Critique : Lawrence d'Arabie

Jérémy Ponthieux | 19 novembre 2012
Jérémy Ponthieux | 19 novembre 2012

La consomption d'une allumette est stoppée net par le souffle sec d'un blond aux yeux d'un bleu perçant. Le soleil se lève dans le lointain d'une dune sableuse avec la grâce d'un miracle de nature. Sous un simple effet Koulechov, un mythe nait alors dans le cinéma américain et dans la culture populaire, à tel point qu'il poussera quelques cinéastes majeurs à prendre leur caméra pour essayer à leur tour. Nombre seront ceux qui tenteront avec roublardise de photocopier l'élan romanesque de ce monument du cinéma sans parvenir à en tirer une essence, voire une odeur. C'est que Lawrence d'Arabie, à l'aune de sa remasterisation patrimoniale, s'impose toujours comme une merveilleuse fresque psychologique doublée d'un film d'aventures à la portée historique pertinente. En somme, le vestige d'une certaine époque où la démesure hollywoodienne se conjuguait avec une réelle exigence filmique.

Lawrence d'Arabie est évidemment la capture d'une certaine esthétique moyen-orientale. Mais c'est d'abord le parcours mental du personnage éponyme, solitaire impertinent à la recherche d'un défi personnel. A l'instar d'un super-héros en devenir avec qui il partage plusieurs caractéristiques (l'intégration communale, la modestie, l'acceptation du destin, le costume sur-mesure...), le personnage est victime d'un parcours qui le dépasse progressivement et d'une cause qui l'amène à une aliénation fragile. Avec la précision diabolique d'une dramaturgie shakespearienne, le récit sait rester cohérent à chaque seconde qui s'égrène et fait ressentir comme peu d'autres la déliquescence de cet homme à la personnalité nébuleuse. Sa ténacité inspire un souffle romanesque au film qui lui vaudra ses célèbres moments de bravoure, et les fissures qui se dessinent au fil du récit font écho à l'humanité du sénateur Stoddard de  L'Homme qui tua Liberty Valance de John Ford. La galerie de personnages qui gravite autour de lui témoigne comme l'approche de David Lean de s'accrocher à une complexité humaine est la bonne, la direction d'acteurs brillante achevant de faire de Lawrence d'Arabie un film de personnages d'abord.

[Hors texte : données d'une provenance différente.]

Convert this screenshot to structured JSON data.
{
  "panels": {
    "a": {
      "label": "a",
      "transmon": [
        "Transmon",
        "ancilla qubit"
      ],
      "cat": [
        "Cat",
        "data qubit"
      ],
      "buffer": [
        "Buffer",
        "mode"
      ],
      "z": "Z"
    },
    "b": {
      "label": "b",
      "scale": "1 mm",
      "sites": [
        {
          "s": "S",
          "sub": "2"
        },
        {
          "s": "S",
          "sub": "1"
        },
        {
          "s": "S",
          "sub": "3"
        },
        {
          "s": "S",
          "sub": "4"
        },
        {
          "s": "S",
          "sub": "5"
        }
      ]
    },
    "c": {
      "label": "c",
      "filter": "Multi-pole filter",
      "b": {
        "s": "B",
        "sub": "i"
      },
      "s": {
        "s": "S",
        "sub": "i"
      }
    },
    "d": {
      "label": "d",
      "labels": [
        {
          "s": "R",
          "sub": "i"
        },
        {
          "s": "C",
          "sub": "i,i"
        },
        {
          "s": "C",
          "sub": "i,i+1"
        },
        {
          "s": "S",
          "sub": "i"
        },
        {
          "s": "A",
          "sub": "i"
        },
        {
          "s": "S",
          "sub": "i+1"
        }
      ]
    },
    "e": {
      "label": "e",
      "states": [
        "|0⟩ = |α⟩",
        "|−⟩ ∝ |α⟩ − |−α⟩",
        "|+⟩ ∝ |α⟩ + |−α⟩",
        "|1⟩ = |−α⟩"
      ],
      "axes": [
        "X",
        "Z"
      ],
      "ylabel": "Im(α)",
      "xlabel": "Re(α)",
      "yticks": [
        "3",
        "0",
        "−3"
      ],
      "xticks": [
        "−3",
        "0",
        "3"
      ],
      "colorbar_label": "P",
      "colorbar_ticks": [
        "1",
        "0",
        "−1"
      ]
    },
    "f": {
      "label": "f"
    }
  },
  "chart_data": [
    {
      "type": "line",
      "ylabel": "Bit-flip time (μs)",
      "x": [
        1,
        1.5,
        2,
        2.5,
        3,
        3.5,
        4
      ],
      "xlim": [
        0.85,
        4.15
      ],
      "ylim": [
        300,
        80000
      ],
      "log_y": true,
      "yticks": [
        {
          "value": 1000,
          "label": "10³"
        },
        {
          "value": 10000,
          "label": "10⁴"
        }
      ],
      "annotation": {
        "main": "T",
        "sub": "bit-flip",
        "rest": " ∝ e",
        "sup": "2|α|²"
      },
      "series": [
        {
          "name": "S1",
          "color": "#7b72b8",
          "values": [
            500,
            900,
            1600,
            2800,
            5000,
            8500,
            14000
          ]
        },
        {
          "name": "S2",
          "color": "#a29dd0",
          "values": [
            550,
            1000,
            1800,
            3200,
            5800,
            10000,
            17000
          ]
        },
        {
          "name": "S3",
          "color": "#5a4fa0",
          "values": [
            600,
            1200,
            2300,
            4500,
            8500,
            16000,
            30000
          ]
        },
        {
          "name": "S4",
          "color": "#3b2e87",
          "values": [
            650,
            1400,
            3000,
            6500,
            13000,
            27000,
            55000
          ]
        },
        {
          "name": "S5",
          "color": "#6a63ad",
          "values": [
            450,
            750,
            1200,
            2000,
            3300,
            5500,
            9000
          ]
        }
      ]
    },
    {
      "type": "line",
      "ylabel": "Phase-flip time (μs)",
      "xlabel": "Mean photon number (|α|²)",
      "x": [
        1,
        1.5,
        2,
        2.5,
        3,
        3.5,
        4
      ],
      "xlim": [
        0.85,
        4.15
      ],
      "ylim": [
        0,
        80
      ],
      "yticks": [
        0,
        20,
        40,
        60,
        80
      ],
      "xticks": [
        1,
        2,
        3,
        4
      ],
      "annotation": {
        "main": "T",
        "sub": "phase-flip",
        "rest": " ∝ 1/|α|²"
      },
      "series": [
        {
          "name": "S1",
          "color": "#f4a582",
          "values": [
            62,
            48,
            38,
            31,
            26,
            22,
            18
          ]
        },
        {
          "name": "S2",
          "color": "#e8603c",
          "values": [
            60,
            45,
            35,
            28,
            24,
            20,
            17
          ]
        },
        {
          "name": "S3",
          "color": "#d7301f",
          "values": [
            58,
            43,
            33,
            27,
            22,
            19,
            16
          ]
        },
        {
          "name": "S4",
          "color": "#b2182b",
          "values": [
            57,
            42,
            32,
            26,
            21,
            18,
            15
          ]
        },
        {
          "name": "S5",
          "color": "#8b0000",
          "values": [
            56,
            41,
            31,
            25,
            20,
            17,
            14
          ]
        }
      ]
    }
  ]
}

D'abord mais peut-être pas complétement, puisque la saveur de cette super-production s'avère immédiatement palpable dans ses longues plages de silence, logique captation du vide désertique où s'installe l'équipe de tournage. Rarement un film n'aura autant laissé la place au cinéma, celui d'une quiétude sauvage héritée d'un certain cinéma muet, où l'image seule suffisait à conduire les émotions et la pensée. L'image d'un Omar Sharif s'éloignant du chaud lointain sous l'œil inquiet de deux personnages à la dérive est de ces instants précieux dont regorge le film, où l'expression du vent, la beauté du paysage et l'essence même de la situation imprègnent la rétine, dans un respect solennel à la fois magnétique et pesant. L'évasion du spectateur devient alors totale, sans que ne soit miraculeusement laissée au vestiaire sa conscience critique, puisque le récit n'hésite pas à mettre en exergue un bourbier politique et humain dans lequel les bonnes intentions se craquèlent tragiquement sous le poids d'un Occident hypocrite. Ne reste alors plus qu'à saluer le brio technique du metteur en scène et de son chef opérateur, qui épousent l'impitoyable nature du désert avec un amour contagieux. Lawrence d'Arabie ou une étape capitale de la cinéphilie collective.